= Alen Šeranić =

Bosniak politician (born 1977)

Alen Šeranić (born 1977) is a Bosniak politician and doctor, since 2018 minister of health and social welfare for the Government of Republika Srpska entity of Bosnia and Herzegovina. A member of the Alliance of Independent Social Democrats (SNSD), he previously served as entity minister of science and technology.

== Biography ==
Alen Šeranić was born in 1977 in Banja Luka, where he attended elementary and high school. Of Bosniak nationality, he is married and father of two.

Šeranić graduated in medicine at the University of Banja Luka in 2004 and then worked for three years at the Ključ Health Center, specializing in family medicine in 2007. The same year Šeranić started working at the entity ministry of health and social welfare.

In 2010 he enrolled at Keele University in the United Kingdom, where he graduated in 2015 with a specialty in Epidemiology.

In May 2018, Šeranić succeeded Jasmin Komić as entity minister of science and technology of Republika Srpska.

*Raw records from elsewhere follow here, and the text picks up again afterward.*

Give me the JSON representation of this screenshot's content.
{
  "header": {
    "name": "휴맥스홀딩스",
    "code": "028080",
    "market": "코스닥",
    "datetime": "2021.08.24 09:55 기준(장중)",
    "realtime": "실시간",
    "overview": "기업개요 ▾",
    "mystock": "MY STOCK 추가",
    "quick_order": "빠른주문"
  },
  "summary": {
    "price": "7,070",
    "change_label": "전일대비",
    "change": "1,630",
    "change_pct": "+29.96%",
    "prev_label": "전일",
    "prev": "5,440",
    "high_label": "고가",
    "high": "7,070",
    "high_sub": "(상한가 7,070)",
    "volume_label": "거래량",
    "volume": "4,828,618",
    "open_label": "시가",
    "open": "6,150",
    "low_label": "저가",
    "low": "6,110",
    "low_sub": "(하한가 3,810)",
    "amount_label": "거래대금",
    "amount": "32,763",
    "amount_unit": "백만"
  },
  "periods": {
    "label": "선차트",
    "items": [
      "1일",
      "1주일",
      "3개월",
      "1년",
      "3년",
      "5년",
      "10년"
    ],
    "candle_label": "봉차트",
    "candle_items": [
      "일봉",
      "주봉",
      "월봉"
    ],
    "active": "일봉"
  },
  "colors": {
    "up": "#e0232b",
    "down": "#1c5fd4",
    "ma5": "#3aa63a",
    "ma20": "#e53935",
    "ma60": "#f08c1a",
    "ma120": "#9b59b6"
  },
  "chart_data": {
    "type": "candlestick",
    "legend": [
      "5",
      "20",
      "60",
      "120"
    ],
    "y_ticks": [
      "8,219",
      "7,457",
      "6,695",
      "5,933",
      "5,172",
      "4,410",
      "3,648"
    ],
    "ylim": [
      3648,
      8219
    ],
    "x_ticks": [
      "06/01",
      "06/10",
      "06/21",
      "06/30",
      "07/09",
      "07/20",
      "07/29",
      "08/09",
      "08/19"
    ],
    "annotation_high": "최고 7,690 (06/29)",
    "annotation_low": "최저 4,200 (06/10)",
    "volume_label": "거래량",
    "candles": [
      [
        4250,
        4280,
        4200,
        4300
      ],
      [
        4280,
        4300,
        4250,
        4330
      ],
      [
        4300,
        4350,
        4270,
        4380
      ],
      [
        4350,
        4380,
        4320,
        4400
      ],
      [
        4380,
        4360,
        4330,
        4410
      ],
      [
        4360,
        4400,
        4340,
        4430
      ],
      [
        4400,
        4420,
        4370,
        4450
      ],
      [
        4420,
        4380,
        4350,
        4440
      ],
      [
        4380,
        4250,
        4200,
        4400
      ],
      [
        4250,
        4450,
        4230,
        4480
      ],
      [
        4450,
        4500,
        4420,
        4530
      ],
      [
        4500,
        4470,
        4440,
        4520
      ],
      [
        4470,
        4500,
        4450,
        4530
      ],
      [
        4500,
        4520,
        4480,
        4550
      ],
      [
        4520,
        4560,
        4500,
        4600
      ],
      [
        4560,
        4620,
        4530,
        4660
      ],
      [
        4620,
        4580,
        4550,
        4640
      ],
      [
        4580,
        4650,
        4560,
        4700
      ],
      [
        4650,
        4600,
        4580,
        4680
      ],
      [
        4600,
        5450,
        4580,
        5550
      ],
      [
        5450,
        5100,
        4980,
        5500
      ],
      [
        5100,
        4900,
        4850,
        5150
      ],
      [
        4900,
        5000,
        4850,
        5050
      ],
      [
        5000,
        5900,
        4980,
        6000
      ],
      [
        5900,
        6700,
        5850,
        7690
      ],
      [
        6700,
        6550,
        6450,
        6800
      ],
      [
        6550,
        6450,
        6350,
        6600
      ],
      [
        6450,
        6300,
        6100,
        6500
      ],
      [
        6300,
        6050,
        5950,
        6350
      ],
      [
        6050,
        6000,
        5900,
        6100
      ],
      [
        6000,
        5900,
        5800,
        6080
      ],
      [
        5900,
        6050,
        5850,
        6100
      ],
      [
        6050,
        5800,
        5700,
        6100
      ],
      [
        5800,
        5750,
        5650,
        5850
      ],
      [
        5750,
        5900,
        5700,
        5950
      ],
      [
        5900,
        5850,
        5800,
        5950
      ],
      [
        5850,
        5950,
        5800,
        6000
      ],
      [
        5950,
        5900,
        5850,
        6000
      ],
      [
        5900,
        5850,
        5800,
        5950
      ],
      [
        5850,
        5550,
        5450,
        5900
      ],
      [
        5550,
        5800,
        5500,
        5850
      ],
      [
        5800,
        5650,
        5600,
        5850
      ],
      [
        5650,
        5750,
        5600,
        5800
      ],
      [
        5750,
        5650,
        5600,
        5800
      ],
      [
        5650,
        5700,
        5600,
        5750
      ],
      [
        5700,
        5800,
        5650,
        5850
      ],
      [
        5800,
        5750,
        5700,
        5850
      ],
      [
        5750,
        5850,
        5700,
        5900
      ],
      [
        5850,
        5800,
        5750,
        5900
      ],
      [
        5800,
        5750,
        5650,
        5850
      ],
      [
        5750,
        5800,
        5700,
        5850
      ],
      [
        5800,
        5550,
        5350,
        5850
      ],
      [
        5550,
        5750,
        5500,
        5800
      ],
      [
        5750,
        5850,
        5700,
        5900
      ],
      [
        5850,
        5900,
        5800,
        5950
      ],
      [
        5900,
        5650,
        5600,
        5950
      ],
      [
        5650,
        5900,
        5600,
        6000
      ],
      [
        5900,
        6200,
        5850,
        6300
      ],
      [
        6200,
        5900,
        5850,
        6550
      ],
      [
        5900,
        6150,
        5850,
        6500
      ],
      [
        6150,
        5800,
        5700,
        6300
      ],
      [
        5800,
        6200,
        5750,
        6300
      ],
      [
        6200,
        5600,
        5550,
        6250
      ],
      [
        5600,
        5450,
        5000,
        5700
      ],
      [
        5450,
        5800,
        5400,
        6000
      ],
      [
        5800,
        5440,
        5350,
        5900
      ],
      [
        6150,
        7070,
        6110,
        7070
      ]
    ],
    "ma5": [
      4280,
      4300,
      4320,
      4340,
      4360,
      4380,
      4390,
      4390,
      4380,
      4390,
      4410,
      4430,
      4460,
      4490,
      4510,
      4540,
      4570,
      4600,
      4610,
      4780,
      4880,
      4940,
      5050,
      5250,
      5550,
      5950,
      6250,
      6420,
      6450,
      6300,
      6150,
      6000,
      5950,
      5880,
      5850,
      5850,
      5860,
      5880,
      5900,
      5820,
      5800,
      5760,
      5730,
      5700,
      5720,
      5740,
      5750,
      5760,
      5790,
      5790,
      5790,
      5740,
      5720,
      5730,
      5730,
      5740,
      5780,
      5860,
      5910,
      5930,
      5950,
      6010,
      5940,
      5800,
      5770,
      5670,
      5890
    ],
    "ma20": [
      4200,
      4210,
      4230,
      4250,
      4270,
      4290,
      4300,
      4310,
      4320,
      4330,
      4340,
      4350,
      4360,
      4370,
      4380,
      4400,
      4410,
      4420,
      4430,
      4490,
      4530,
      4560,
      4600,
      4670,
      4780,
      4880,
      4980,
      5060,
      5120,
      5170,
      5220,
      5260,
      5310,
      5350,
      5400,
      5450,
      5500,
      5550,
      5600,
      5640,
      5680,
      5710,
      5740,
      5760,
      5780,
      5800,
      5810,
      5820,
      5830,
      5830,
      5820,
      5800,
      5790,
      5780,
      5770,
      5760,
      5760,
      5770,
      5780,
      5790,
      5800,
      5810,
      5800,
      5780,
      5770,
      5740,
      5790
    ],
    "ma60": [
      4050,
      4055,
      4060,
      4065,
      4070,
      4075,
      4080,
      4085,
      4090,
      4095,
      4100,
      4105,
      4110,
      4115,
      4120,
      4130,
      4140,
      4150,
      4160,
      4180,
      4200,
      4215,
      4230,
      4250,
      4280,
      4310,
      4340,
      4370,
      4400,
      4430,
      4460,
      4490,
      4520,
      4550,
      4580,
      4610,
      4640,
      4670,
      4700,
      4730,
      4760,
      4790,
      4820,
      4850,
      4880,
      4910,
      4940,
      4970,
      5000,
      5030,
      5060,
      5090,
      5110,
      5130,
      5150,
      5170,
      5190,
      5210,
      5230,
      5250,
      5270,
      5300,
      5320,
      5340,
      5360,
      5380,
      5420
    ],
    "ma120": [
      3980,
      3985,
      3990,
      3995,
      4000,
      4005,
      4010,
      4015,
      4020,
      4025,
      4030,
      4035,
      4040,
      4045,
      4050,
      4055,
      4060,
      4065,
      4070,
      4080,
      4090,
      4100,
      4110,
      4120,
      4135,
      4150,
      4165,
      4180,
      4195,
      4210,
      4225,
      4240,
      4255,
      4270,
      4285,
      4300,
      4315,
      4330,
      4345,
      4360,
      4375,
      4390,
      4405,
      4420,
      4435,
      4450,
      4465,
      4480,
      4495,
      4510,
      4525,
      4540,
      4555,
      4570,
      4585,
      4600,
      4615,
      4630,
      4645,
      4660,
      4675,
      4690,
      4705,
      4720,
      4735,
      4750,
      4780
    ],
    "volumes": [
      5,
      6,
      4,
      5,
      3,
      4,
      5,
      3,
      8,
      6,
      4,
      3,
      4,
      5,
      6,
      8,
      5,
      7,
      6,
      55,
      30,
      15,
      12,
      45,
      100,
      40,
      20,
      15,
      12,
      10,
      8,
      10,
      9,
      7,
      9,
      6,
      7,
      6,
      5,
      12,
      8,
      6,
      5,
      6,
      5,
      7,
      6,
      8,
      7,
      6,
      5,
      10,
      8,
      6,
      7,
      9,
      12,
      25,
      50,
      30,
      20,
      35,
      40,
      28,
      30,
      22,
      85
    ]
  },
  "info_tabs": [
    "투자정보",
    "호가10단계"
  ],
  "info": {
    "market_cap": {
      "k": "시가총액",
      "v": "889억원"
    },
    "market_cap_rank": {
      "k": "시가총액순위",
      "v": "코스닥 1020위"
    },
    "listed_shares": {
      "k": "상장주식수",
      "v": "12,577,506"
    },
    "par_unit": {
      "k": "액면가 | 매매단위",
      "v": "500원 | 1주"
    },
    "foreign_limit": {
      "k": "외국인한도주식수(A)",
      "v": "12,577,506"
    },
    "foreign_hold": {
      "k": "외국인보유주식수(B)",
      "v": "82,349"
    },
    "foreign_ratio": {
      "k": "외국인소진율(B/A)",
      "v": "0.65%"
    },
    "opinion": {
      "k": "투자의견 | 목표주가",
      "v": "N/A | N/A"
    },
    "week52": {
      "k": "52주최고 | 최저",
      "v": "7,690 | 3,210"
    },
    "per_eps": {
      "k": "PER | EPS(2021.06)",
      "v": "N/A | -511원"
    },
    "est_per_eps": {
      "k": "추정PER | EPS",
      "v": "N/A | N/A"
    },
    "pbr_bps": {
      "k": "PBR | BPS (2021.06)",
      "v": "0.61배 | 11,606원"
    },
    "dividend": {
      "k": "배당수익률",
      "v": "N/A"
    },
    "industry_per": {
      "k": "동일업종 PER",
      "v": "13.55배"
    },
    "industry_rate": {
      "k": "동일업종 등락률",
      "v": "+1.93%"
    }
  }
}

At the 2018 Bosnian election Šeranić was elected to the National Assembly and on 18 December 2018 replaced Dragan Bogdanić as entity minister of health and social welfare.

On 6 June 2022, Šeranić was added by the US Treasury to the Specially Designated Nationals List of individuals whose assets are blocked and U.S. persons are generally prohibited from dealing with them. Šeranić was designated under Executive Order 14033, which targets persons who threaten the stability of the Western Balkans region through corruption, criminal activity, and other destabilizing behavior. According to the designation,
"Seranic furthered efforts to create an RS entity-level agency for medicines and medical devices that will undermine the state-level Agency for Medicinal Products and Medical Devices and is an attack on BiH's constitutional order. The United States strongly urges RS leadership to respect the Dayton Peace Agreement and return to work within existing state institutions and to reverse efforts to create illegal parallel institutions in the RS."